'Pete & Cleo' to premiere in Flagstaff
Third Holt Hamilton Productions film plays Sept. 25
FLAGSTAFF, Ariz. - Holt Hamilton Productions, producers of the Native American hit films Turquoise Rose and Blue Gap Boy'z, have just announced the Flagstaff premiere of their third film entitled "Pete & Cleo."
The film is scheduled to be shown for the first time in Flagstaff on Saturday Sept. 25 at the Orpheum Theater. Show times are at 5 p.m. and 7 p.m.
Additional information is available at www.orpheumpresents.com. Film director Holt Hamilton will also be at the Saturday evening showings.
The film stars Navajo actors Beau Benally (Blue Gap Boy'z), Ernest David Tsosie, III (Blue Gap Boy'z), and Ethel Begay (Turquoise Rose). The film is the fictional story of two very different brothers who are forced to spend a week together cleaning out the family's spare hogan. The hilarious adventure picks up speed when Cleo (Benally), an NAU college student on spring break, is forced to confront his older, and more "rez'ed" out brother Pete (Tsosie) back on the family homestead in Fort Defiance.
The film was shot almost entirely on the Navajo Reservation in Fort Defiance and on Northern Arizona University's campus. "The Navajo Nation film office and NAU were once again a pleasure to work with," producer Travis Hamilton commented. "We hope to work with them on a variety of other projects in the near future."
Hamilton graduated from NAU in May of this year with a degree in anthropology. He also went on to state, "I loved my experience at NAU. You will see much of its influence on me in this film. I wanted to look at real issues in our world and the impact those issues have on all of us."

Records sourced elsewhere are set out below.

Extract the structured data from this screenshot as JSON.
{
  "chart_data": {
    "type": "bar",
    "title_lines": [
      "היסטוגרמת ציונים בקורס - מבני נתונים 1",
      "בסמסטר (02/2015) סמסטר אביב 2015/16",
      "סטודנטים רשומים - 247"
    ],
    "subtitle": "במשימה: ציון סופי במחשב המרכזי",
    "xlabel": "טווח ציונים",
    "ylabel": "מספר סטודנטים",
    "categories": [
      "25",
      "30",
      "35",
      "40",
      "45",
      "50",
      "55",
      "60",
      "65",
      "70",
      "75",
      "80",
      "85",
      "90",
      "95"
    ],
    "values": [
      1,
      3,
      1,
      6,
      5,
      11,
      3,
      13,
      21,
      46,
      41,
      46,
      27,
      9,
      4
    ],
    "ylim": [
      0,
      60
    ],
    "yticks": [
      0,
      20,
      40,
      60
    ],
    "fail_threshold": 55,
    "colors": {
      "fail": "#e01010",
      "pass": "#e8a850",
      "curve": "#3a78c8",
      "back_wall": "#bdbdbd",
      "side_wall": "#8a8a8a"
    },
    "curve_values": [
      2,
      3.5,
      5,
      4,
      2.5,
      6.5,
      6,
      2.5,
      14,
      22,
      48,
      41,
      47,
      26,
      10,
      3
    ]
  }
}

Ethel Begay, who warmed audiences hearts as the legendary grandmother in Turquoise Rose, is back for her second feature film as the brother's mother.

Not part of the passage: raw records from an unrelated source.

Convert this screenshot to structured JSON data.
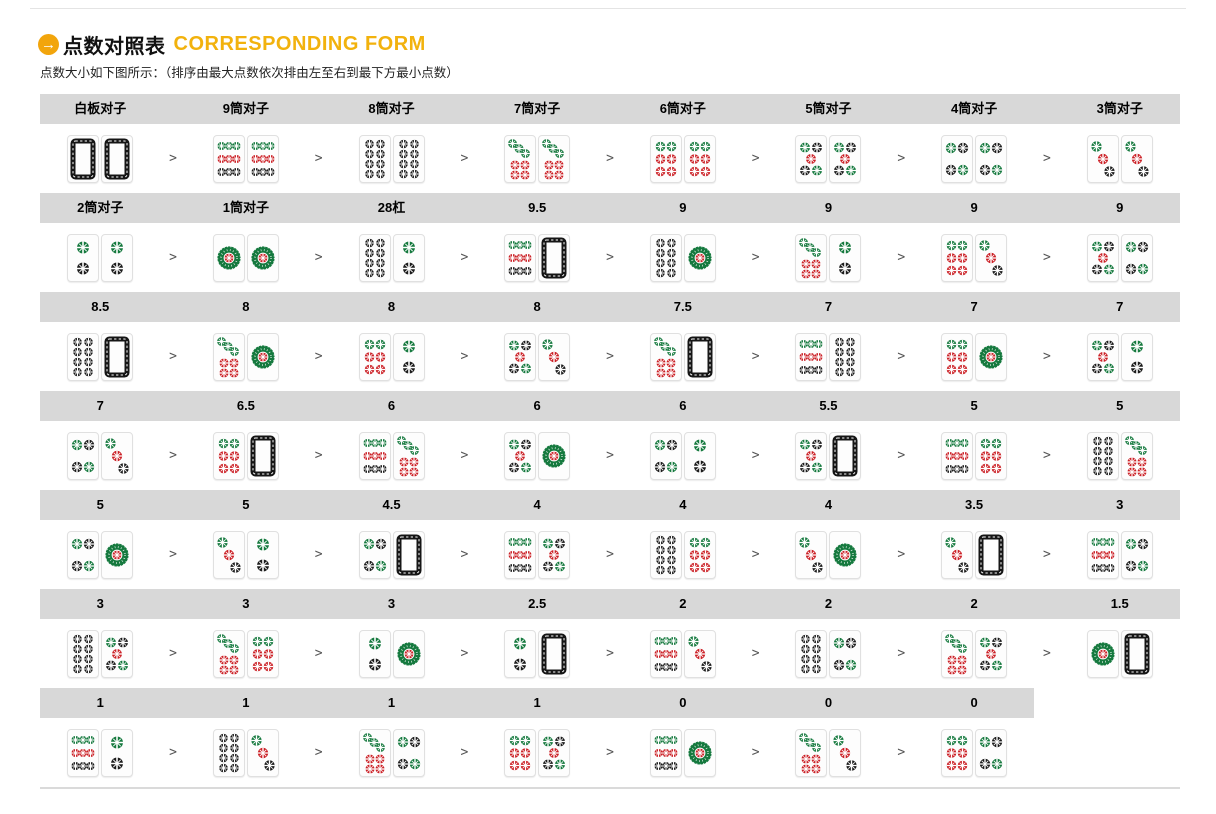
{
  "page": {
    "title_zh": "点数对照表",
    "title_en": "CORRESPONDING FORM",
    "title_icon": "arrow-right-circle-icon",
    "subtitle": "点数大小如下图所示：（排序由最大点数依次排由左至右到最下方最小点数）",
    "separator": ">",
    "arrow_glyph": "→"
  },
  "colors": {
    "accent_orange": "#f2a50c",
    "title_en_orange": "#f2b20d",
    "header_bar_gray": "#d8d8d8",
    "tile_green": "#15793e",
    "tile_red": "#cb2026",
    "tile_black": "#1c1c1c"
  },
  "table": {
    "rows": [
      {
        "labels": [
          "白板对子",
          "9筒对子",
          "8筒对子",
          "7筒对子",
          "6筒对子",
          "5筒对子",
          "4筒对子",
          "3筒对子"
        ],
        "pairs": [
          [
            "bai",
            "bai"
          ],
          [
            "9",
            "9"
          ],
          [
            "8",
            "8"
          ],
          [
            "7",
            "7"
          ],
          [
            "6",
            "6"
          ],
          [
            "5",
            "5"
          ],
          [
            "4",
            "4"
          ],
          [
            "3",
            "3"
          ]
        ]
      },
      {
        "labels": [
          "2筒对子",
          "1筒对子",
          "28杠",
          "9.5",
          "9",
          "9",
          "9",
          "9"
        ],
        "pairs": [
          [
            "2",
            "2"
          ],
          [
            "1",
            "1"
          ],
          [
            "8",
            "2"
          ],
          [
            "9",
            "bai"
          ],
          [
            "8",
            "1"
          ],
          [
            "7",
            "2"
          ],
          [
            "6",
            "3"
          ],
          [
            "5",
            "4"
          ]
        ]
      },
      {
        "labels": [
          "8.5",
          "8",
          "8",
          "8",
          "7.5",
          "7",
          "7",
          "7"
        ],
        "pairs": [
          [
            "8",
            "bai"
          ],
          [
            "7",
            "1"
          ],
          [
            "6",
            "2"
          ],
          [
            "5",
            "3"
          ],
          [
            "7",
            "bai"
          ],
          [
            "9",
            "8"
          ],
          [
            "6",
            "1"
          ],
          [
            "5",
            "2"
          ]
        ]
      },
      {
        "labels": [
          "7",
          "6.5",
          "6",
          "6",
          "6",
          "5.5",
          "5",
          "5"
        ],
        "pairs": [
          [
            "4",
            "3"
          ],
          [
            "6",
            "bai"
          ],
          [
            "9",
            "7"
          ],
          [
            "5",
            "1"
          ],
          [
            "4",
            "2"
          ],
          [
            "5",
            "bai"
          ],
          [
            "9",
            "6"
          ],
          [
            "8",
            "7"
          ]
        ]
      },
      {
        "labels": [
          "5",
          "5",
          "4.5",
          "4",
          "4",
          "4",
          "3.5",
          "3"
        ],
        "pairs": [
          [
            "4",
            "1"
          ],
          [
            "3",
            "2"
          ],
          [
            "4",
            "bai"
          ],
          [
            "9",
            "5"
          ],
          [
            "8",
            "6"
          ],
          [
            "3",
            "1"
          ],
          [
            "3",
            "bai"
          ],
          [
            "9",
            "4"
          ]
        ]
      },
      {
        "labels": [
          "3",
          "3",
          "3",
          "2.5",
          "2",
          "2",
          "2",
          "1.5"
        ],
        "pairs": [
          [
            "8",
            "5"
          ],
          [
            "7",
            "6"
          ],
          [
            "2",
            "1"
          ],
          [
            "2",
            "bai"
          ],
          [
            "9",
            "3"
          ],
          [
            "8",
            "4"
          ],
          [
            "7",
            "5"
          ],
          [
            "1",
            "bai"
          ]
        ]
      },
      {
        "labels": [
          "1",
          "1",
          "1",
          "1",
          "0",
          "0",
          "0"
        ],
        "pairs": [
          [
            "9",
            "2"
          ],
          [
            "8",
            "3"
          ],
          [
            "7",
            "4"
          ],
          [
            "6",
            "5"
          ],
          [
            "9",
            "1"
          ],
          [
            "7",
            "3"
          ],
          [
            "6",
            "4"
          ]
        ]
      }
    ]
  }
}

"Ethel was simply amazing. She brings back much of that fun comedy and motherness that so many Native people can relate to. Her performance should capture a few more hearts in this film," Hamilton said.
The film has already played successfully on a few screens across Arizona and a few locations in New Mexico, but this will be the first time to play in Flagstaff.
"We are excited to bring this film home. It's always fun to show it in the place where the story was written and partly shot in. I hope anyone interested in current affairs on the Navajo Reservation will come out and support the film," Hamilton said.
The film is expected to be released on DVD later this year.